Ruffles & Ribbons: When Engravers Were the Original Fashion Editors
Gallerie des modes et costumes français, Courtesy of The Frick Art Research Library
Gallerie des modes et costumes français, ca. 1778. Courtesy of The Frick Art Research Library
Before photography, before the fashion press, engravers were the ones who made style travel. The Gallerie des modes et costumes français, published in Paris between 1778 and 1787, was the closest thing the eighteenth century had to a fashion magazine — a meticulously hand-colored serial publication that documented, and in doing so, disseminated, the elaborate visual language of the French court. Marie Antoinette may have been the era's most recognizable muse, but it was print that gave her world its reach.

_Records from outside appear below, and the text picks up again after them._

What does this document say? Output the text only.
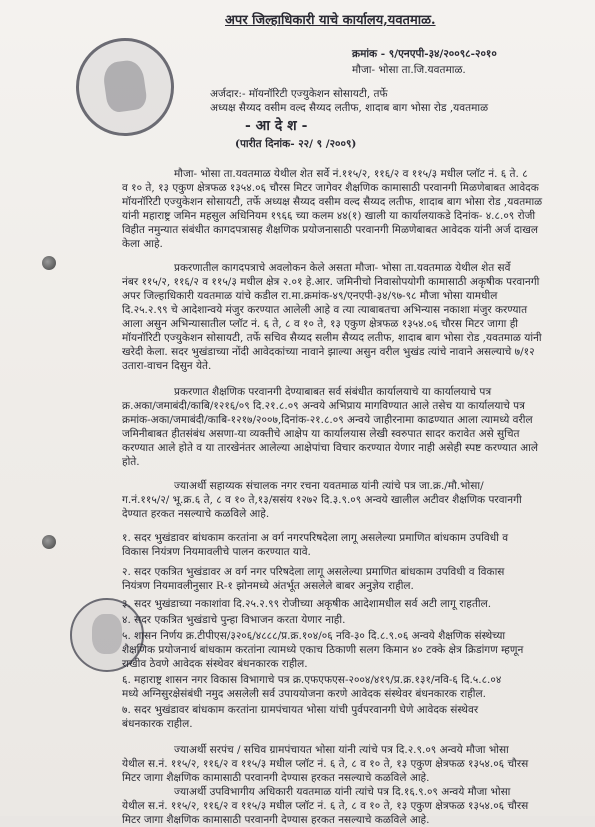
अपर जिल्हाधिकारी याचे कार्यालय,यवतमाळ.
क्रमांक - ९/एनएपी-३४/२००९८-२०१०
मौजा- भोसा ता.जि.यवतमाळ.
अर्जदार:- मॉयनॉरिटी एज्युकेशन सोसायटी, तर्फे
अध्यक्ष सैय्यद वसीम वल्द सैय्यद लतीफ, शादाब बाग भोसा रोड ,यवतमाळ
- आ दे श -
(पारीत दिनांक- २२/ ९ /२००९)
मौजा- भोसा ता.यवतमाळ येथील शेत सर्वे नं.११५/२, ११६/२ व ११५/३ मधील प्लॉट नं. ६ ते. ८
व १० ते, १३ एकुण क्षेत्रफळ १३५४.०६ चौरस मिटर जागेवर शैक्षणिक कामासाठी परवानगी मिळणेबाबत आवेदक
मॉयनॉरिटी एज्युकेशन सोसायटी, तर्फे अध्यक्ष सैय्यद वसीम वल्द सैय्यद लतीफ, शादाब बाग भोसा रोड ,यवतमाळ
यांनी महाराष्ट्र जमिन महसुल अधिनियम १९६६ च्या कलम ४४(१) खाली या कार्यालयाकडे दिनांक- ४.८.०९ रोजी
विहीत नमुन्यात संबंधीत कागदपत्रासह शैक्षणिक प्रयोजनासाठी परवानगी मिळणेबाबत आवेदक यांनी अर्ज दाखल
केला आहे.
प्रकरणातील कागदपत्राचे अवलोकन केले असता मौजा- भोसा ता.यवतमाळ येथील शेत सर्वे
नंबर ११५/२, ११६/२ व ११५/३ मधील क्षेत्र २.०१ हे.आर. जमिनीचो निवासोपयोगी कामासाठी अकृषीक परवानगी
अपर जिल्हाधिकारी यवतमाळ यांचे कडील रा.मा.क्रमांक-४९/एनएपी-३४/९७-९८ मौजा भोसा यामधील
दि.२५.२.९९ चे आदेशान्वये मंजुर करण्यात आलेली आहे व त्या त्याबाबतचा अभिन्यास नकाशा मंजुर करण्यात
आला असुन अभिन्यासातील प्लॉट नं. ६ ते, ८ व १० ते, १३ एकुण क्षेत्रफळ १३५४.०६ चौरस मिटर जागा ही
मॉयनॉरिटी एज्युकेशन सोसायटी, तर्फे सचिव सैय्यद सलीम सैय्यद लतीफ, शादाब बाग भोसा रोड ,यवतमाळ यांनी
खरेदी केला. सदर भुखंडाच्या नोंदी आवेदकांच्या नावाने झाल्या असुन वरील भुखंड त्यांचे नावाने असल्याचे ७/१२
उतारा-वाचन दिसुन येते.
प्रकरणात शैक्षणिक परवानगी देण्याबाबत सर्व संबंधीत कार्यालयाचे या कार्यालयाचे पत्र
क्र.अका/जमाबंदी/काबि/१२१६/०९ दि.२१.८.०९ अन्वये अभिप्राय मागविण्यात आले तसेच या कार्यालयाचे पत्र
क्रमांक-अका/जमाबंदी/काबि-१२१७/२००७,दिनांक-२१.८.०९ अन्वये जाहीरनामा काढण्यात आला त्यामध्ये वरील
जमिनीबाबत हीतसंबंध असणा-या व्यक्तीचे आक्षेप या कार्यालयास लेखी स्वरुपात सादर करावेत असे सुचित
करण्यात आले होते व या तारखेनंतर आलेल्या आक्षेपांचा विचार करण्यात येणार नाही असेही स्पष्ट करण्यात आले
होते.
ज्याअर्थी सहाय्यक संचालक नगर रचना यवतमाळ यांनी त्यांचे पत्र जा.क्र./मौ.भोसा/
ग.नं.११५/२/ भू.क्र.६ ते, ८ व १० ते,१३/ससंय १२७२ दि.३.९.०९ अन्वये खालील अटीवर शैक्षणिक परवानगी
देण्यात हरकत नसल्याचे कळविले आहे.
१. सदर भुखंडावर बांधकाम करतांना अ वर्ग नगरपरिषदेला लागू असलेल्या प्रमाणित बांधकाम उपविधी व
विकास नियंत्रण नियमावलीचे पालन करण्यात यावे.
२. सदर एकत्रित भुखंडावर अ वर्ग नगर परिषदेला लागू असलेल्या प्रमाणित बांधकाम उपविधी व विकास
नियंत्रण नियमावलीनुसार R-१ झोनमध्ये अंतर्भूत असलेले बाबर अनुज्ञेय राहील.
३. सदर भुखंडाच्या नकाशांवा दि.२५.२.९९ रोजीच्या अकृषीक आदेशामधील सर्व अटी लागू राहतील.
४. सदर एकत्रित भुखंडाचे पुन्हा विभाजन करता येणार नाही.
५. शासन निर्णय क्र.टीपीएस/३२०६/४८८८/प्र.क्र.१०४/०६ नवि-३० दि.८.९.०६ अन्वये शैक्षणिक संस्थेच्या
शैक्षणिक प्रयोजनार्थ बांधकाम करतांना त्यामध्ये एकाच ठिकाणी सलग किमान ४० टक्के क्षेत्र क्रिडांगण म्हणून
राखीव ठेवणे आवेदक संस्थेवर बंधनकारक राहील.
६. महाराष्ट्र शासन नगर विकास विभागाचे पत्र क्र.एफएफएस-२००४/४१९/प्र.क्र.१३१/नवि-६ दि.५.८.०४
मध्ये अग्निसुरक्षेसंबंधी नमुद असलेली सर्व उपाययोजना करणे आवेदक संस्थेवर बंधनकारक राहील.
७. सदर भुखंडावर बांधकाम करतांना ग्रामपंचायत भोसा यांची पुर्वपरवानगी घेणे आवेदक संस्थेवर
बंधनकारक राहील.
ज्याअर्थी सरपंच / सचिव ग्रामपंचायत भोसा यांनी त्यांचे पत्र दि.२.९.०९ अन्वये मौजा भोसा
येथील स.नं. ११५/२, ११६/२ व ११५/३ मधील प्लॉट नं. ६ ते, ८ व १० ते, १३ एकुण क्षेत्रफळ १३५४.०६ चौरस
मिटर जागा शैक्षणिक कामासाठी परवानगी देण्यास हरकत नसल्याचे कळविले आहे.
ज्याअर्थी उपविभागीय अधिकारी यवतमाळ यांनी त्यांचे पत्र दि.१६.९.०९ अन्वये मौजा भोसा
येथील स.नं. ११५/२, ११६/२ व ११५/३ मधील प्लॉट नं. ६ ते, ८ व १० ते, १३ एकुण क्षेत्रफळ १३५४.०६ चौरस
मिटर जागा शैक्षणिक कामासाठी परवानगी देण्यास हरकत नसल्याचे कळविले आहे.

This spring, The Frick Collection brings twenty-four of these plates out of the library stacks and into the light with Ruffles & Ribbons: Fashion Plates from the Time of Marie Antoinette, opening April 1, 2026 in the Cabinet Gallery. Drawn entirely from the Frick Art Research Library's own holdings — a first for the institution — the installation offers an intimate look at the textures and silhouettes that defined French dress in the final decades of the Ancien Régime: silk folds caught mid-drape, lace ruffles rendered with almost obsessive precision, ribbons tied just so.
The timing is deliberate. Ruffles & Ribbons opens alongside Gainsborough: The Fashion of Portraiture (from February 12, 2026), and together the two exhibitions frame a quietly compelling argument. Where Gainsborough recorded how British society figures chose to present themselves — dress as self-construction, portrait as social performance — the French plates reveal the source material those choices were drawn from. One is about aspiration captured in oil; the other is about aspiration distributed in ink.
Ruffles & Ribbons offers a rare chance to linger over the plates themselves — silk folds, lace ruffles, carefully tied ribbons — and to consider the subtle, meticulous ways that fashion was recorded and shared long before the age of mass media.
This exhibition will run until August 3, 2026.